I claim the answer to your question is yes.
This is my first time posting on mathoverflow. I hope my latex goes ok.

Given $\Gamma(S_n,A)$, build an auxiliary graph $X(\Gamma(S_n,A))$, with vertex set $\{1,\ldots,n\}$ and two vertices are adjacent if the corresponding involution is in $A$.
Build a second auxiliary graph $Y$ with vertex set the elements of $A$ with an edge between them if they commute.
Note that $Y$ is the complement of the line graph of $X$.

Let $\Gamma_1=\Gamma(S_n,A)$ and let $\Gamma_2=\Gamma(S_n,B)$.

We have to show that if $\Gamma_1$ and $\Gamma_2$ are isomorphic, then so are $X(\Gamma_1)$ and $X(\Gamma_2)$. Since $X(\Gamma_1)$ and $X(\Gamma_2)$ are connected, they are isomorphic if and only if $Y(\Gamma_1)$ and $Y(\Gamma_2)$ are (assuming they have at least 4 vertices, see http://en.wikipedia.org/wiki/Line_graph#Characterization_and_recognition). It thus suffices to show that if $\Gamma_1$ and $\Gamma_2$ are isomorphic, then so are $Y(\Gamma_1)$ and $Y(\Gamma_2)$.

I will do this by showing that, given $\Gamma_1$ without labels, I can recover $Y(\Gamma_1)$ uniquely up to conjugacy in $S_n$.

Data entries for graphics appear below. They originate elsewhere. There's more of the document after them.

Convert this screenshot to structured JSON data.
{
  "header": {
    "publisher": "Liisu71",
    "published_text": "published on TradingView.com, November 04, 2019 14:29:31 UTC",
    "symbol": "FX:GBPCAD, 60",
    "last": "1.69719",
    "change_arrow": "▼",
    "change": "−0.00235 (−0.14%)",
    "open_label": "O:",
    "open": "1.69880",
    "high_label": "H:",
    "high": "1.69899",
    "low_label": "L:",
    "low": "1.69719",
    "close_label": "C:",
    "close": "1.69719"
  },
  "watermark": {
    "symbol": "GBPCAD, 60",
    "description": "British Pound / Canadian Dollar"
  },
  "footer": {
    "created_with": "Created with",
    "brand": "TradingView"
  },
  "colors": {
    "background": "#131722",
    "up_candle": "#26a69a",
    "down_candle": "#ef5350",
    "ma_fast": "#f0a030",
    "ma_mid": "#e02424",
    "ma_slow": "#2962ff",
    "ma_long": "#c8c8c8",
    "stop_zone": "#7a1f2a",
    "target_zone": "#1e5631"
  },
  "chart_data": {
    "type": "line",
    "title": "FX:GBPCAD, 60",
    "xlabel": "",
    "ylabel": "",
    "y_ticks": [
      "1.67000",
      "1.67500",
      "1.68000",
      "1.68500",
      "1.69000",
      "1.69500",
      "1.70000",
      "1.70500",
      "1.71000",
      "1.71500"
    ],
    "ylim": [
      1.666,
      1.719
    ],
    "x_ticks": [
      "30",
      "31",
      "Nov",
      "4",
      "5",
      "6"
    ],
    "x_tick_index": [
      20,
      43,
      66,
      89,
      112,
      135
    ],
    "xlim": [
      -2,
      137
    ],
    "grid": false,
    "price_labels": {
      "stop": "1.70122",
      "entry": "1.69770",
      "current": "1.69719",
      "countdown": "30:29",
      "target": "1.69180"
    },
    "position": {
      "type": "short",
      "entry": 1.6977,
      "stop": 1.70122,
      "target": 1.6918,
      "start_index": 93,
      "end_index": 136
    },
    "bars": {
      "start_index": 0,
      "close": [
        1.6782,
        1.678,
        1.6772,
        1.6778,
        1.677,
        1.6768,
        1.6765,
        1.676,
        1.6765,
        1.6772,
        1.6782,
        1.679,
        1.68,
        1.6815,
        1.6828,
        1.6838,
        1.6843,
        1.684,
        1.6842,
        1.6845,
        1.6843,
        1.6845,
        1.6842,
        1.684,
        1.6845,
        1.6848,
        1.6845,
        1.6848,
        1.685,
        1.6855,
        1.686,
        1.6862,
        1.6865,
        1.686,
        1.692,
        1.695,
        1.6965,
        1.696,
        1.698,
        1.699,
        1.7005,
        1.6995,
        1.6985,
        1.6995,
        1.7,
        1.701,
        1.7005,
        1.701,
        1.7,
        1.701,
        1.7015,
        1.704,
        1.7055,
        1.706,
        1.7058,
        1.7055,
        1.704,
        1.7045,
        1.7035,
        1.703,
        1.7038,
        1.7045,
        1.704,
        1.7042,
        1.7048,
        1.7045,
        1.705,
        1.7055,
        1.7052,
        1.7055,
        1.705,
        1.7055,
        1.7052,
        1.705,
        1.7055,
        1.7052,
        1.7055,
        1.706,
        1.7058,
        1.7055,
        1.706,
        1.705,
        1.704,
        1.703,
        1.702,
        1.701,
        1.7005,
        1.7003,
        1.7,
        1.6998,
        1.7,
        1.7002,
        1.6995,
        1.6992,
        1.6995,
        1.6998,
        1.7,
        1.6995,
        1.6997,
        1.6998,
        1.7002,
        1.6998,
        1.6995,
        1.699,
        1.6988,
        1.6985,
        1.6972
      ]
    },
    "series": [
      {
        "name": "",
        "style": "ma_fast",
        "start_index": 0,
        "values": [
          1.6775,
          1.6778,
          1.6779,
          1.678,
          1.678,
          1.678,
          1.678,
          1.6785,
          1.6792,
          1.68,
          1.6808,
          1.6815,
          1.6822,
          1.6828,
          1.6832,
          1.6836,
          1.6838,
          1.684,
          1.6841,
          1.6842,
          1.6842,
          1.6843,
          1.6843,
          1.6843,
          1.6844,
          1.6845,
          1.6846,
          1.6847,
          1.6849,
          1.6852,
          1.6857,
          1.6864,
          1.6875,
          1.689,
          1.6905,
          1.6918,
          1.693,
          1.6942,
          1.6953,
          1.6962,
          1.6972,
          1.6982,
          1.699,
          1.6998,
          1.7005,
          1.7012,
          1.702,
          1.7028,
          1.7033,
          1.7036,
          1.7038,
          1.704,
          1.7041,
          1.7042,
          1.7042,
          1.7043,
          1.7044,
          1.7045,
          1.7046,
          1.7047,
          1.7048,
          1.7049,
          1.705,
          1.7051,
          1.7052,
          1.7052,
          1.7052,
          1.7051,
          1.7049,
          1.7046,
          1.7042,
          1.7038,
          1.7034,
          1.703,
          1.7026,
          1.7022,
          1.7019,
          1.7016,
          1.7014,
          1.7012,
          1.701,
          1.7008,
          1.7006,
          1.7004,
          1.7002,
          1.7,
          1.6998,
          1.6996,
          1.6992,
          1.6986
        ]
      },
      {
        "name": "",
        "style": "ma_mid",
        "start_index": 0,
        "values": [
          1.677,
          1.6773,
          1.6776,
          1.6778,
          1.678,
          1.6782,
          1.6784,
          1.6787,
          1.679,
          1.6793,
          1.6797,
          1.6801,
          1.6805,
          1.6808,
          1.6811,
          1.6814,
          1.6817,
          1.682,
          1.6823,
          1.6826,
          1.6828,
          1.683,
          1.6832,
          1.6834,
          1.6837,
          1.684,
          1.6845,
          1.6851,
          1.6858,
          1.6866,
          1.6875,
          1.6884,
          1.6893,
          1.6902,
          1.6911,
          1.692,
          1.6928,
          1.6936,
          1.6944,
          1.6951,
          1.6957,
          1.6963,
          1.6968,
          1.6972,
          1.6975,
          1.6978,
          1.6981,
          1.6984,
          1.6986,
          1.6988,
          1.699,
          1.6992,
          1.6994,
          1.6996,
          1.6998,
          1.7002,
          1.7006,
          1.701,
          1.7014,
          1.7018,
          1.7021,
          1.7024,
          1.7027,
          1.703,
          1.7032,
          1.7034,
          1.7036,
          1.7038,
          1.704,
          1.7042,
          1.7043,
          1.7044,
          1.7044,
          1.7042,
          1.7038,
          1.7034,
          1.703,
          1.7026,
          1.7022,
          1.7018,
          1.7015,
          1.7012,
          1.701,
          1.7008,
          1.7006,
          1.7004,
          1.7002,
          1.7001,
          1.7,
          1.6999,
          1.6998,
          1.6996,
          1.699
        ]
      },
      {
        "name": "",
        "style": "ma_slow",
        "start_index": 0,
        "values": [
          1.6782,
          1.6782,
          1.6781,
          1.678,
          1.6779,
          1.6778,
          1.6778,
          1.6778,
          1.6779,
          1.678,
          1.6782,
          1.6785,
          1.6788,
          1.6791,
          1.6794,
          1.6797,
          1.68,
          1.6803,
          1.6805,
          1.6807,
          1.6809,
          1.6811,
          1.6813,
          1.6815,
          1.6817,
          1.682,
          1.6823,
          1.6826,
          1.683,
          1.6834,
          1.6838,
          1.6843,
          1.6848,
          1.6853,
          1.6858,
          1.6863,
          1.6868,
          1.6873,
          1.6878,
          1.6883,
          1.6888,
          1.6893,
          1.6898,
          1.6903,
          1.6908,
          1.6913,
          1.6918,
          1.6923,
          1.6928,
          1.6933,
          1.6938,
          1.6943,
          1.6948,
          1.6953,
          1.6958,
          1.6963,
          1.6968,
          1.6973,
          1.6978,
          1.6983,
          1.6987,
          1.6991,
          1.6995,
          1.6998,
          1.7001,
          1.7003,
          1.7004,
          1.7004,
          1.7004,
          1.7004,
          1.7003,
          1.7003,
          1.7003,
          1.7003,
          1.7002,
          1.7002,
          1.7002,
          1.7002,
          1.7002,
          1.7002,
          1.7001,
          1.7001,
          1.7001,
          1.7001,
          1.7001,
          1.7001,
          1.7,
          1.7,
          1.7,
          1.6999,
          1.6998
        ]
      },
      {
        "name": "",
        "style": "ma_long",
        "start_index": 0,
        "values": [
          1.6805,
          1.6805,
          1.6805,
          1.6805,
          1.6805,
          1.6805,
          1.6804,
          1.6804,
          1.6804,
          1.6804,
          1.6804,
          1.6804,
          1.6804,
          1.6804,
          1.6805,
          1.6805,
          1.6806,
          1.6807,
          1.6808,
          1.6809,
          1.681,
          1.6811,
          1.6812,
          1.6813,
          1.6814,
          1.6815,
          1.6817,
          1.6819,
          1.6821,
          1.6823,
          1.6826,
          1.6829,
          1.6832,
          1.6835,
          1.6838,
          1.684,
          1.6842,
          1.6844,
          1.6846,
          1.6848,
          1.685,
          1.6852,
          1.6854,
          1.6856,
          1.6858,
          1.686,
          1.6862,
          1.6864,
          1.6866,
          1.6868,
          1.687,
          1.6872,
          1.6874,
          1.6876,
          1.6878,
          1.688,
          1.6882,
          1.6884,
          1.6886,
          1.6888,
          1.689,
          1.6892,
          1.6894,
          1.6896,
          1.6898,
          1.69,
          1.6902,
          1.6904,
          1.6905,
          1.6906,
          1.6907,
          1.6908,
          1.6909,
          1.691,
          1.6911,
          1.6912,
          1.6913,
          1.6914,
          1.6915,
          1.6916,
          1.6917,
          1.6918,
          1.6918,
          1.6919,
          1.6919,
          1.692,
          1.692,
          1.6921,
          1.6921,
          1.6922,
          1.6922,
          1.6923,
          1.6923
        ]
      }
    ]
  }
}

The crucial observation is that in $\Gamma(S_n,A)$, an element at distance 2 from the identity is either a 3-cycle or a product of two disjoint transpositions. If it is a product of two distinct transpositions, then there will be exactly two paths of length 2 joining it with the identity (in other words, it will be contained in a unique $4$-cycle with the identity).
If it is a 3-cycle, there will be exactly either one or three paths of length 2 joining it to the identity.

First, label one vertex of $\Gamma_1$ "1" (think of it as the identity).
Now, labels the neighbours of 1 with $x_1,\ldots,x_k$ (where $k$ is the valency of $\Gamma$).
We think of these as being undetermined transpositions.
By the argument above, $x_i$ and $x_j$ commute if and only if they are contained in a unique $4$-cycle with the identity.
We can now construct $Y(\Gamma_1$), in a unique way up to conjugacy in $S_n$.